See Professional Interests.

Research and Scholarly Interests:

Teaching Interests

Created and received approval for public law course in the MPA program entitled Texas Water Law and Policy, which has been offered since 2018 and attracts Public Administration students, Sustainability students, and students affiliated with the Meadows Center. This course provides an in-depth treatment of Texas surface and groundwater law; statewide water planning under the Texas Water Development Board's State Water Plan; statewide groundwater regulation as it exists in tension with takings law; state strategies to indrease the water supply and to decrease per capita consumption through strategies such as conservation, desalination, direct and indirect reuse; reservoir construction. The course addresses the pervasive and critical problems for state water policy posed by climate change, which casts into doubt the state's ability to calculate surface and groundwater availability, supply through saltwater intrusion, promises to harm groundwater, threatens to harm surface water availability through evaporation, and creates a megadrought of prolonged duration that decreases the available water from all sources.

Created and received approval for an MPA public law course entitled Environmental Litigation, which was offered for the first time in Fall 2025. It provides students a rigorous survey of the public trust doctrine, public nuisance, the Clean Water Act, and the Clean Air Act, and environmental policy issues arising in all these areas.

Created and seeking approval for a new course in local government law designed for public administration students who plan to pursue a career in city management. The course will address topics including but not limited to federal constitutional liability for civil rights violations under 42 U.S.C. section 1983, municipal tort liability under the Texas Tort Claims Act, the attributes of different local government configurations such as a general law city, home rule city, county government,and special purpose district under the Texas Local Government Code, local government duties under the Open Meetings Act and Public Information Act, and competitive bidding requirements under the Texas Civil Practice and Remedies Code.
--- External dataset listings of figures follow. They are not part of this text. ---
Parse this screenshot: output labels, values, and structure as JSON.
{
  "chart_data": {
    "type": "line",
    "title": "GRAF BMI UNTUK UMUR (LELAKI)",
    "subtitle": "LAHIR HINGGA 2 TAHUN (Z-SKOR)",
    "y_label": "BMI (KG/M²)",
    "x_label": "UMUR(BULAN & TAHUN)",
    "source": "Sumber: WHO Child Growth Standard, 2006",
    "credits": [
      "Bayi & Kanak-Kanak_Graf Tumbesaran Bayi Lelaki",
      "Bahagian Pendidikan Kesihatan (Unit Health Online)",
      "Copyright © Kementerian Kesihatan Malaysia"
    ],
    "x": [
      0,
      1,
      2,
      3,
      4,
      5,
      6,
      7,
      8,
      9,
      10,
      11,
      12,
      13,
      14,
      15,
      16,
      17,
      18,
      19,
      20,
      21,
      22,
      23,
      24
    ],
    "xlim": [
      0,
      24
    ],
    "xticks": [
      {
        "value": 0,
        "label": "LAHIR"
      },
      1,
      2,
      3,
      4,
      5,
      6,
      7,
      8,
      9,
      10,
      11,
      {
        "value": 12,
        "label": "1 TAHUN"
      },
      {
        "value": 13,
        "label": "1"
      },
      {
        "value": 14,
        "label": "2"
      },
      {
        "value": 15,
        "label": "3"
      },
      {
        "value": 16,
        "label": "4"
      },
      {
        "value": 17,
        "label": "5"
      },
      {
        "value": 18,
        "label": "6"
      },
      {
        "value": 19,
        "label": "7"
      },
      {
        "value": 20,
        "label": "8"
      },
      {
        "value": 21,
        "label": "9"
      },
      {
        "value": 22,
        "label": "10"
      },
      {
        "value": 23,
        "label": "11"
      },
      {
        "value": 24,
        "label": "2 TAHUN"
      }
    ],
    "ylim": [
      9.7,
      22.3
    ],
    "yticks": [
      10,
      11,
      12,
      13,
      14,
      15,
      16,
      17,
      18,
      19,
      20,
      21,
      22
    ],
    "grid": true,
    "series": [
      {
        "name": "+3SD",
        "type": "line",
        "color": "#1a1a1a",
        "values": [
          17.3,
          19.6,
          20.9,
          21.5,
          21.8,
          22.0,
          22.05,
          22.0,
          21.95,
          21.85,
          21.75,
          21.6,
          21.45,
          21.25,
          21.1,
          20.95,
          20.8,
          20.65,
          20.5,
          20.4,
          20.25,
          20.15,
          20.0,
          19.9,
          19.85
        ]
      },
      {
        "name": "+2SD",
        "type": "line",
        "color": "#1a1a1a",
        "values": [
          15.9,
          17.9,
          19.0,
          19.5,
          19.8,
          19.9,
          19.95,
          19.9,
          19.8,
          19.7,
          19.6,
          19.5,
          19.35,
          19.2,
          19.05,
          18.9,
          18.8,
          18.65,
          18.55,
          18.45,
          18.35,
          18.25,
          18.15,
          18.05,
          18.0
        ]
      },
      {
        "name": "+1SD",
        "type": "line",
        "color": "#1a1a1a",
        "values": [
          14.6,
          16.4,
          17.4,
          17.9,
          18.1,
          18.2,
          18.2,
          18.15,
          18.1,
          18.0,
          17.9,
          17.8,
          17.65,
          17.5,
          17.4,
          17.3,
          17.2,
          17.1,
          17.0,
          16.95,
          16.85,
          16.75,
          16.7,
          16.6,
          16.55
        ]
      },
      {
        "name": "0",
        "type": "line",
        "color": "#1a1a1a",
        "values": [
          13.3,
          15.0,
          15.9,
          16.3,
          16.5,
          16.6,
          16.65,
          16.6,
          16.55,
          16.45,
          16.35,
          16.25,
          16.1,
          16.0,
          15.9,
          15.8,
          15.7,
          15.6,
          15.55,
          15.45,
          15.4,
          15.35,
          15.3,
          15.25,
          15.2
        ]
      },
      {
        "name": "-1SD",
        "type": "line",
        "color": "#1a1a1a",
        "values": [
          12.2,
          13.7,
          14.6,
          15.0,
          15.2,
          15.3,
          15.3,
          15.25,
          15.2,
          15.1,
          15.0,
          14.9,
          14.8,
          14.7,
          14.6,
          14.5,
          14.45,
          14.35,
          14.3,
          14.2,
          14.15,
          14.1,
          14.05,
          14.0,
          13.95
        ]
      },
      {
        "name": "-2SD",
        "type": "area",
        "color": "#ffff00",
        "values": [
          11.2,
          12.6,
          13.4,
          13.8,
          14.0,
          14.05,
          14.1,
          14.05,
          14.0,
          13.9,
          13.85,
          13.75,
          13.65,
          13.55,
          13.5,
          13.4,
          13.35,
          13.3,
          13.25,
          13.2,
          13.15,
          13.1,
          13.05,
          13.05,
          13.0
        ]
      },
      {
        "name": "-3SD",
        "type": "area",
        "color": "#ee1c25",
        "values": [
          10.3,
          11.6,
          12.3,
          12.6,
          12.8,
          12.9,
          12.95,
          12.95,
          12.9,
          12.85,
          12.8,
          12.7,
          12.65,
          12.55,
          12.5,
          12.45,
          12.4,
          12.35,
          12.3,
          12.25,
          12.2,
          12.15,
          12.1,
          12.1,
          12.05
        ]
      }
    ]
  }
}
Teaches public law course on federal and Texas levels. This course focuses in part on the constitutional basis for legislative-executive cooperation to carry out the police powers doctrine under Article I, section 8 of the Constitution: government's duty to further the health, safety, and welfare of citizens. The course also emphasizes statutory construction and the manner in which police power-based legislation transfers responsibilities to agencies, the statutory principles that govern the function of agencies, the principles of judicial review over agency decision making, and the overriding concern for due process in agency functions.


Teaches course on advanced civil litigation based on the Texas rules of civil procedure and evidence. Advanced Litigation assumes a jury trial under Texas law, and emphasizes the kind of work a paralegal assistant would likely do in such a context. Focuses primarily on Texas pretrial civil procedure and the rules of evidence: elements required for a valid petition, original answerm affirmative defenses, defenses, pleas to the jurisdiction, special exceptions, answers, written discovery,electronic discovery, the rules of evidence, depositions, motions for summary judgment, and pretrial conferences. Covers jury selection, opening argument, putting on the case in chief, motion for directed verdict, making and preserving objections, closing argument, the verdict, and posttrial motions.

Teaches legal drafting.This course offers an intensive review of grammar and style in the legal context, the differing writing styles associated with different phases of litigation, and legal citation form. Emphasizes intense editing and revision to eliminate bad writing habits and ​create good ones.

Has taught three different versions of the social legislation course: federal employment discrimination statutes, federal environmental justice laws, and the federal Voting Rights Act. These courses each provided an in-depth analysis of the statute at issue, the types of claims plaintiffs can pursue under each statute, and an analysis of the impact each form of litigation likely has,.